Hareesh Aman Burton, un Principal Customs Officer (PCO), a été condamné à six mois de prison par la Cour criminelle intermédiaire pour une affaire de pot-de-vin. Il avait, avec la complicité d’un autre officier du département des douanes, Amber Kumar Joymungul, réclamé une somme de Rs 200 000 à la directrice d’une compagnie qui importe des produits en or, Basantee Engutsamy. L’accusé avait plaidé coupable à l’appel du procès, qui avait été initié par l’ICAC.

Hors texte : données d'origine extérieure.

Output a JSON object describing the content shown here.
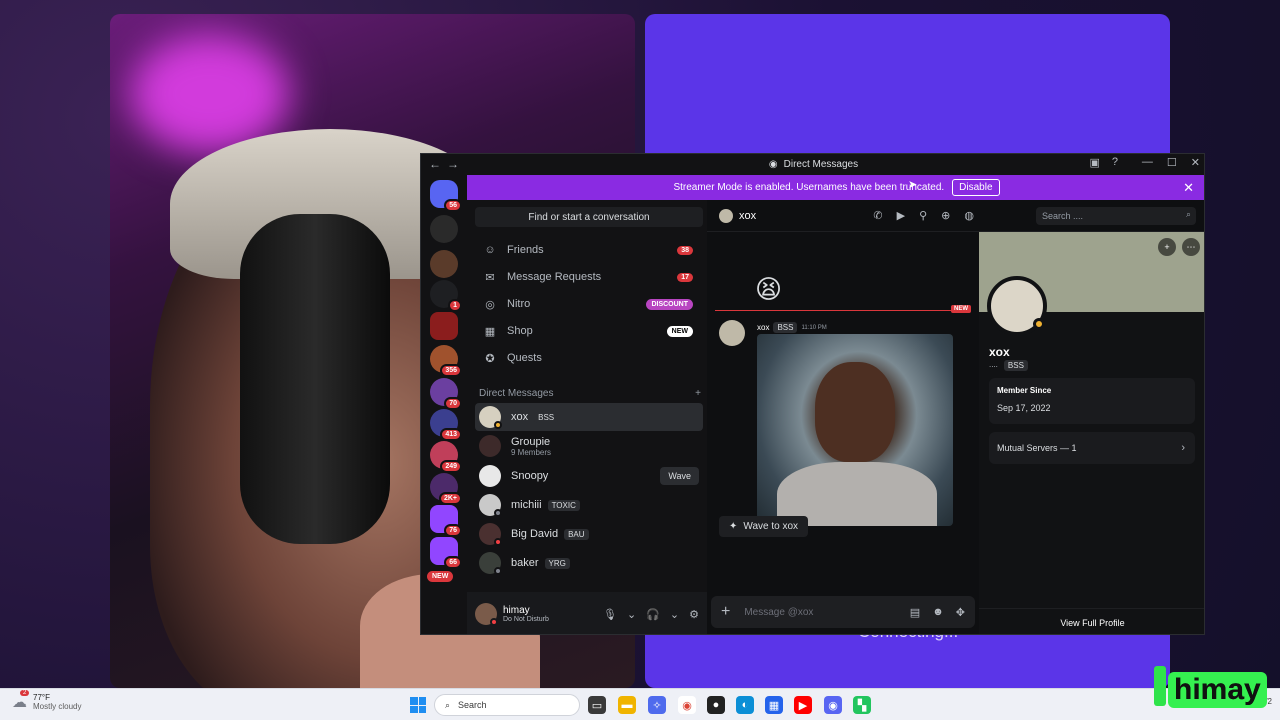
{
  "window": {
    "title": "Direct Messages",
    "streamer_banner": "Streamer Mode is enabled. Usernames have been truncated.",
    "disable_label": "Disable"
  },
  "servers": {
    "badges": [
      "56",
      "1",
      "356",
      "70",
      "413",
      "249",
      "2K+",
      "76",
      "66"
    ],
    "new_label": "NEW"
  },
  "sidebar": {
    "find_placeholder": "Find or start a conversation",
    "nav": [
      {
        "label": "Friends",
        "count": "38",
        "icon": "friends-icon"
      },
      {
        "label": "Message Requests",
        "count": "17",
        "icon": "mail-icon"
      },
      {
        "label": "Nitro",
        "pill": "DISCOUNT",
        "icon": "nitro-icon"
      },
      {
        "label": "Shop",
        "pill": "NEW",
        "icon": "shop-icon"
      },
      {
        "label": "Quests",
        "icon": "quests-icon"
      }
    ],
    "dm_header": "Direct Messages",
    "dms": [
      {
        "name": "xox",
        "tag": "BSS",
        "status": "#f0b232"
      },
      {
        "name": "Groupie",
        "sub": "9 Members"
      },
      {
        "name": "Snoopy",
        "action": "Wave"
      },
      {
        "name": "michiii",
        "tag": "TOXIC",
        "status": "#80848e"
      },
      {
        "name": "Big David",
        "tag": "BAU",
        "status": "#f23f43"
      },
      {
        "name": "baker",
        "tag": "YRG",
        "status": "#80848e"
      }
    ]
  },
  "user": {
    "name": "himay",
    "status": "Do Not Disturb"
  },
  "chat": {
    "channel": "xox",
    "search_placeholder": "Search ....",
    "new_label": "NEW",
    "message": {
      "author": "xox",
      "tag": "BSS",
      "time": "11:10 PM"
    },
    "wave_label": "Wave to xox",
    "composer_placeholder": "Message @xox"
  },
  "profile": {
    "name": "xox",
    "tags": [
      "....",
      "BSS"
    ],
    "member_since_label": "Member Since",
    "member_since": "Sep 17, 2022",
    "mutual_servers": "Mutual Servers — 1",
    "view_full": "View Full Profile"
  },
  "stream": {
    "caption": "Connecting..."
  },
  "taskbar": {
    "weather_temp": "77°F",
    "weather_cond": "Mostly cloudy",
    "weather_badge": "2",
    "search_placeholder": "Search",
    "tray_date": "5/31/2"
  },
  "overlay": {
    "logo_text": "himay"
  }
}
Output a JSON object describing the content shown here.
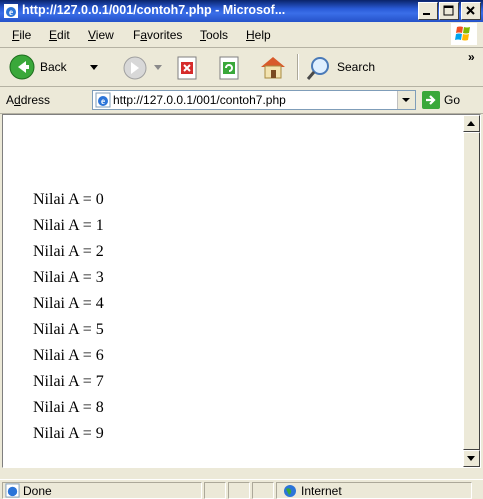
{
  "window": {
    "title": "http://127.0.0.1/001/contoh7.php - Microsof..."
  },
  "menu": {
    "items": [
      {
        "pre": "",
        "u": "F",
        "post": "ile"
      },
      {
        "pre": "",
        "u": "E",
        "post": "dit"
      },
      {
        "pre": "",
        "u": "V",
        "post": "iew"
      },
      {
        "pre": "F",
        "u": "a",
        "post": "vorites"
      },
      {
        "pre": "",
        "u": "T",
        "post": "ools"
      },
      {
        "pre": "",
        "u": "H",
        "post": "elp"
      }
    ]
  },
  "toolbar": {
    "back_label": "Back",
    "search_label": "Search",
    "overflow": "»"
  },
  "address": {
    "label_pre": "A",
    "label_u": "d",
    "label_post": "dress",
    "url": "http://127.0.0.1/001/contoh7.php",
    "go_label": "Go"
  },
  "page": {
    "lines": [
      "Nilai A = 0",
      "Nilai A = 1",
      "Nilai A = 2",
      "Nilai A = 3",
      "Nilai A = 4",
      "Nilai A = 5",
      "Nilai A = 6",
      "Nilai A = 7",
      "Nilai A = 8",
      "Nilai A = 9"
    ]
  },
  "status": {
    "text": "Done",
    "zone": "Internet"
  },
  "colors": {
    "titlebar": "#0a246a",
    "chrome": "#ece9d8",
    "go_green": "#3aa83a"
  },
  "icons": [
    "ie-icon",
    "minimize-icon",
    "maximize-icon",
    "close-icon",
    "windows-logo-icon",
    "back-arrow-icon",
    "forward-arrow-icon",
    "stop-icon",
    "refresh-icon",
    "home-icon",
    "search-icon",
    "page-icon",
    "dropdown-arrow-icon",
    "go-arrow-icon",
    "globe-icon"
  ]
}
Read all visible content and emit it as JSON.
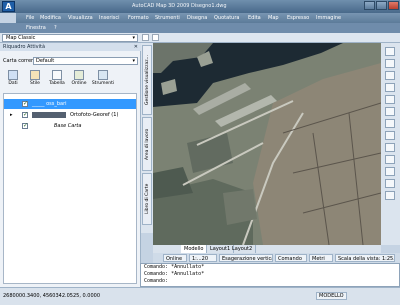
{
  "titlebar": {
    "app_icon": "A",
    "title": "AutoCAD Map 3D 2009 Disegno1.dwg"
  },
  "menu": [
    "File",
    "Modifica",
    "Visualizza",
    "Inserisci",
    "Formato",
    "Strumenti",
    "Disegna",
    "Quotatura",
    "Edita",
    "Map",
    "Espresso",
    "Immagine"
  ],
  "menu2": [
    "Finestra",
    "?"
  ],
  "toolbar": {
    "workspace": "Map Classic"
  },
  "panel": {
    "title": "Riquadro Attività",
    "current_map_label": "Carta corrente:",
    "current_map_value": "Default",
    "tools": [
      "Dati",
      "Stile",
      "Tabella",
      "Ordine",
      "Strumenti"
    ],
    "layers": [
      {
        "name": "_____ oss_bari",
        "checked": true,
        "selected": true
      },
      {
        "name": "Ortofoto-Georef (1)",
        "checked": true,
        "selected": false
      },
      {
        "name": "Base Carta",
        "checked": true,
        "selected": false
      }
    ],
    "side_tabs": [
      "Gestione visualizzaz...",
      "Area di lavoro",
      "Libro di Carte"
    ]
  },
  "layout_tabs": [
    "Modello",
    "Layout1",
    "Layout2"
  ],
  "status": {
    "online": "Online",
    "scale": "1:...20",
    "scale_vert": "Esagerazione verticale: 1x",
    "command": "Comando",
    "unit": "Metri",
    "view_scale": "Scala della vista: 1:25..."
  },
  "command_lines": [
    "Comando: *Annullato*",
    "Comando: *Annullato*",
    "Comando:"
  ],
  "bottom": {
    "coords": "2680000.3400, 4560342.0525, 0.0000",
    "model": "MODELLO"
  }
}
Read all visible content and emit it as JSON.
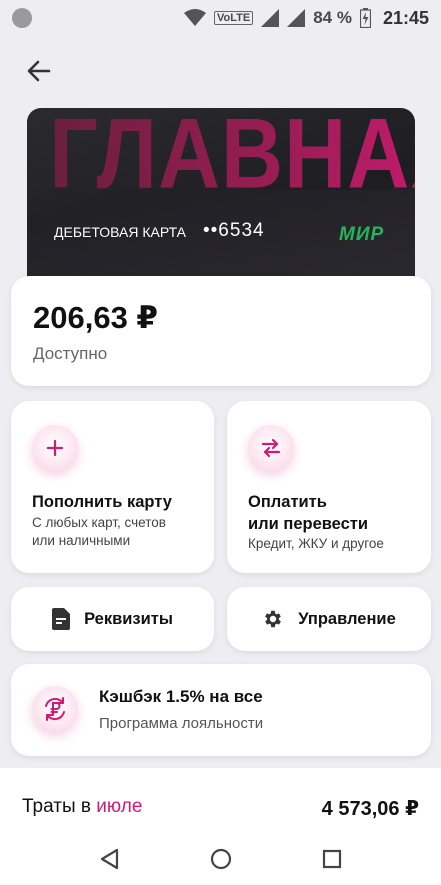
{
  "status_bar": {
    "network_label": "VoLTE",
    "battery": "84 %",
    "time": "21:45"
  },
  "card": {
    "banner_word": "ГЛАВНАЯ",
    "type": "ДЕБЕТОВАЯ КАРТА",
    "number": "••6534",
    "payment_system": "МИР"
  },
  "balance": {
    "amount": "206,63 ₽",
    "label": "Доступно"
  },
  "actions": {
    "top_up": {
      "title": "Пополнить карту",
      "subtitle_line1": "С любых карт, счетов",
      "subtitle_line2": "или наличными"
    },
    "pay": {
      "title_line1": "Оплатить",
      "title_line2": "или перевести",
      "subtitle": "Кредит, ЖКУ и другое"
    },
    "details_label": "Реквизиты",
    "manage_label": "Управление"
  },
  "cashback": {
    "title": "Кэшбэк 1.5% на все",
    "subtitle": "Программа лояльности"
  },
  "spending": {
    "prefix": "Траты в",
    "month": "июле",
    "amount": "4 573,06 ₽"
  },
  "colors": {
    "accent": "#d11a75",
    "background": "#ededf2",
    "card_dark": "#2b2a30",
    "mir_green": "#29b35a"
  }
}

Selon le dossier de l’accusation, le 17 février 2003, Hareesh Aman Burton a approché Basantee Engutsamy, directrice de la compagnie Divali Productions, fabriquant des objets en or et en argent. Il lui a demandé Rs 200 000, pour le compte, a-t-il dit, de l’assistant Receveur des Douanes Belle-Étoile. Le but de la démarche était d’éviter de rapporter un délit qu’aurait commis la compagnie que dirige la femme.
Basantee Engutsamy, un des principaux témoins de la poursuite, a déclaré qu’en 2003, des douaniers sont venus visiter son usine en son absence. Dans le premier jugement qu’avait rendu le magistrat Denis Mootoo, il était souligné que subséquemment elle a été contactée par téléphone par le département des Douanes. Une voix inconnue lui a dit de venir à la Dragon House le 7 février 2003. Elle s’y est rendue avec tous ses documents. Là, elle a rencontré le PCO Burton et M. Joymungul. M. Burton a déclaré à la femme qu’elle n’avait pas les papiers d’importation et qu’il y avait un problème concernant le Bill of Entry. La pénalité, lui a-t-on dit, était de Rs 1 million, ce qui a été un choc pour elle. Un autre jour, l’accusé lui a téléphoné pour lui dire qu’il lui faudrait trouver Rs 2 millions pour la pénalité et la taxe à payer. Toujours selon la femme, c’est alors qu’Ambar Kumar Joymungul lui a demandé la somme de Rs 200 000 au nom de son chef hiérarchique, dans le but de clore le dossier.
« In considering the probative value of Mrs Engutsamy’s evidence, the following matters would be relevant », affirme le magistrat dans son jugement. Premièrement, les faits se sont passés il y a sept années et cela peut avoir une influence sur la mémoire de la femme. Il se peut qu’elle ne puisse répondre avec exactitude sur certains détails comme les dates, mais pour M. Mootoo, elle a clairement déposé sur le point central des conversations qu’elle a eues avec les représentants de la Douane. Deuxièmement, l’on ne peut dire que Mme Engutsamy « has a motive to serve ». Elle ne connaissait personnellement pas l’accusé avant ces événements et elle a rapporté l’affaire à l’ICAC après avoir pris conseil d’un avocat ainsi qu’après avoir relaté l’histoire avec le Receveur des Douanes. Le magistrat note aussi qu’elle ne s’est pas montrée comme un témoin non fiable et qu’elle a déposé sans se contredire lors de son contre-interrogatoire. « Moreover, according to records kept at the Customs Department, her company did not commit any customs offence at all and she therefore has no reason to embroil herself in the present matter », a dit le magistrat.